Books, books, books! They fill up living space, accumulate under the bed, and get confused in the mind (who wrote DANIEL MARTIN, again?) But they're a joy of life, and who needs room to walk around in, anyway. Here are three new ones for your attention, all propelled by the possibilities of genetic engineering.
First is an ebook by new writer Craig Delancey, a collection of three stories that originally appeared in ANALOG. The trilogy concerns the Marrion experiment, a genetic-engineering endeavor to create people who care as much about future generations as they do about themselves -- with heart-breaking developments. The stories involve science, ethics, and politics, a sophisticated and fascinating thought experiment. Available for Kindle and Nook.
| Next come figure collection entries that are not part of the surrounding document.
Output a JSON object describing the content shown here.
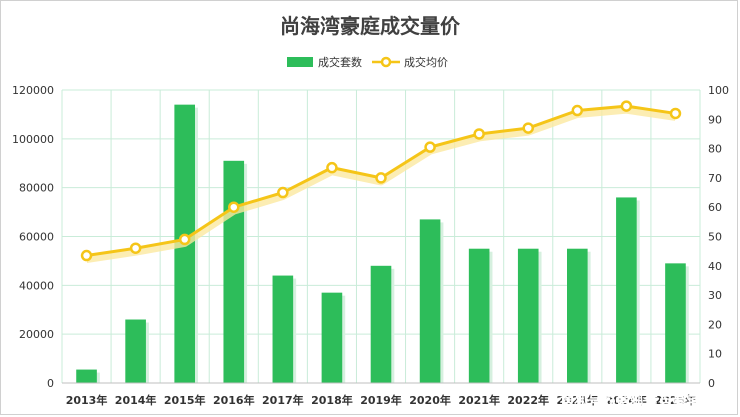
{
  "chart_data": {
    "type": "bar+line",
    "title": "尚海湾豪庭成交量价",
    "categories": [
      "2013年",
      "2014年",
      "2015年",
      "2016年",
      "2017年",
      "2018年",
      "2019年",
      "2020年",
      "2021年",
      "2022年",
      "2023年",
      "2024年",
      "2025年"
    ],
    "series": [
      {
        "name": "成交套数",
        "type": "bar",
        "axis": "left",
        "values": [
          5500,
          26000,
          114000,
          91000,
          44000,
          37000,
          48000,
          67000,
          55000,
          55000,
          55000,
          76000,
          49000
        ]
      },
      {
        "name": "成交均价",
        "type": "line",
        "axis": "right",
        "values": [
          43.5,
          46,
          49,
          60,
          65,
          73.5,
          70,
          80.5,
          85,
          87,
          93,
          94.5,
          92
        ]
      }
    ],
    "y_left": {
      "min": 0,
      "max": 120000,
      "step": 20000
    },
    "y_right": {
      "min": 0,
      "max": 100,
      "step": 10
    },
    "grid": true,
    "legend": "top-center",
    "colors": {
      "bar": "#2dbd5a",
      "line": "#f5c518",
      "line_glow": "#fbe9a0",
      "grid": "#c9ecd9"
    }
  },
  "watermark": "搜狐号@搜狐焦点豪宅大佬"
}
Ted Kosmatka's much-awaited first novel, THE GAMES, also centers on genetic engineering. The Olympic games have been expanded to include gladiatorial combat by genemod fighters. The only rule is that no human DNA must be used. The story is fast-paced and horrifying, counterbalanced by various emotionally satisfying father-son relationships. Print and ebook.
Finally, Arc Manor has issued a reprint collection of my older stories on genetic engineering, going all the way back to my first Nebula nominee in 1985 (it lost to John Varley), "Trinity." Six stories of various lengths explore ideas of genetically engineering (among others) ballet dancers ("Dancing on Air"), revenge ("Margin of Error"), aliens ("Flowers of Aulit Prison"), and the search for God ("Trinity"). Print and ebook.